In the past year, Riverbed has executed a major strategic expansion of its AI capabilities, introducing new predictive, agentic, and generative AI features to move IT operations from reactive troubleshooting to proactive performance assurance. The solution will look and feel different over the contract lifecycle, as Riverbed delivers an aggressive roadmap focused on rapid advancement and frequent releases.
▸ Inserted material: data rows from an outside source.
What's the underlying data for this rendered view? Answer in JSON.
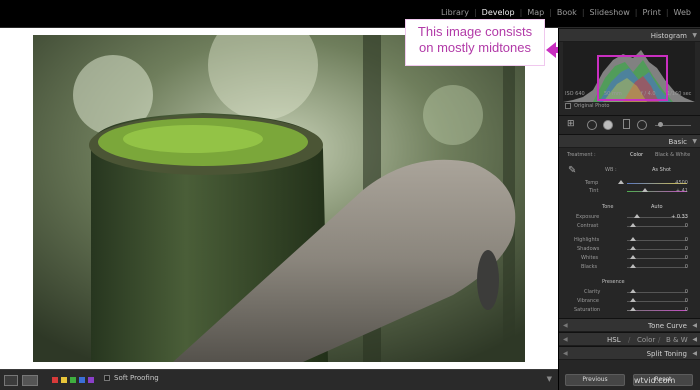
{
  "modules": [
    "Library",
    "Develop",
    "Map",
    "Book",
    "Slideshow",
    "Print",
    "Web"
  ],
  "active_module": "Develop",
  "callout": {
    "line1": "This image consists",
    "line2": "on mostly midtones"
  },
  "histogram": {
    "title": "Histogram",
    "iso": "ISO 640",
    "focal": "50 mm",
    "aperture": "f / 4.0",
    "shutter": "1/160 sec",
    "original_photo": "Original Photo"
  },
  "basic": {
    "title": "Basic",
    "treatment_label": "Treatment :",
    "color": "Color",
    "bw": "Black & White",
    "wb_label": "WB :",
    "wb_value": "As Shot",
    "temp_label": "Temp",
    "temp_value": "4500",
    "tint_label": "Tint",
    "tint_value": "+ 41",
    "tone_label": "Tone",
    "auto": "Auto",
    "exposure_label": "Exposure",
    "exposure_value": "+ 0.33",
    "contrast_label": "Contrast",
    "contrast_value": "0",
    "highlights_label": "Highlights",
    "highlights_value": "0",
    "shadows_label": "Shadows",
    "shadows_value": "0",
    "whites_label": "Whites",
    "whites_value": "0",
    "blacks_label": "Blacks",
    "blacks_value": "0",
    "presence_label": "Presence",
    "clarity_label": "Clarity",
    "clarity_value": "0",
    "vibrance_label": "Vibrance",
    "vibrance_value": "0",
    "saturation_label": "Saturation",
    "saturation_value": "0"
  },
  "panels": {
    "tone_curve": "Tone Curve",
    "hsl": "HSL",
    "hsl_color": "Color",
    "hsl_bw": "B & W",
    "split_toning": "Split Toning"
  },
  "buttons": {
    "previous": "Previous",
    "reset": "Reset"
  },
  "bottom": {
    "soft_proofing": "Soft Proofing"
  },
  "watermark": "wtvid.com",
  "colors": {
    "accent": "#c92fc0",
    "callout_text": "#b23aa8",
    "panel_bg": "#262626",
    "swatches": [
      "#d83a3a",
      "#e8c53a",
      "#3fae3f",
      "#3b6fd8",
      "#8a3fc8"
    ]
  }
}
The vendor is flexible and responsive to market demands, prioritizing rapid development of new features to address gaps in functionality and leveraging M&A to advance solution capabilities.
Riverbed Technology is positioned as a Challenger and Outperformer in the Innovation/Platform Play quadrant of the AIOps Radar report.
Strengths
Riverbed scored well on a number of the decision criteria, including:
Data aggregation and normalization: Riverbed delivers exceptional data aggregation and normalization capabilities, anchored by its strategic commitment to collecting "full-fidelity" telemetry without sampling. This data is unified within the patented Riverbed Data Store, which breaks down silos between network, application, and user experience data from both Riverbed and third-party tools, providing the high-quality, comprehensive data foundation necessary for reliable AI.
Advanced analytics: Riverbed provides strong advanced analytics through its Predictive AI capability with its Correlation and Causation engine. This engine analyzes historical and real-time data to identify patterns and forecast potential issues, such as resource constraints or performance degradation, before they impact users, enabling a proactive approach to incident management that exceeds capabilities of solutions focused only on historical analysis.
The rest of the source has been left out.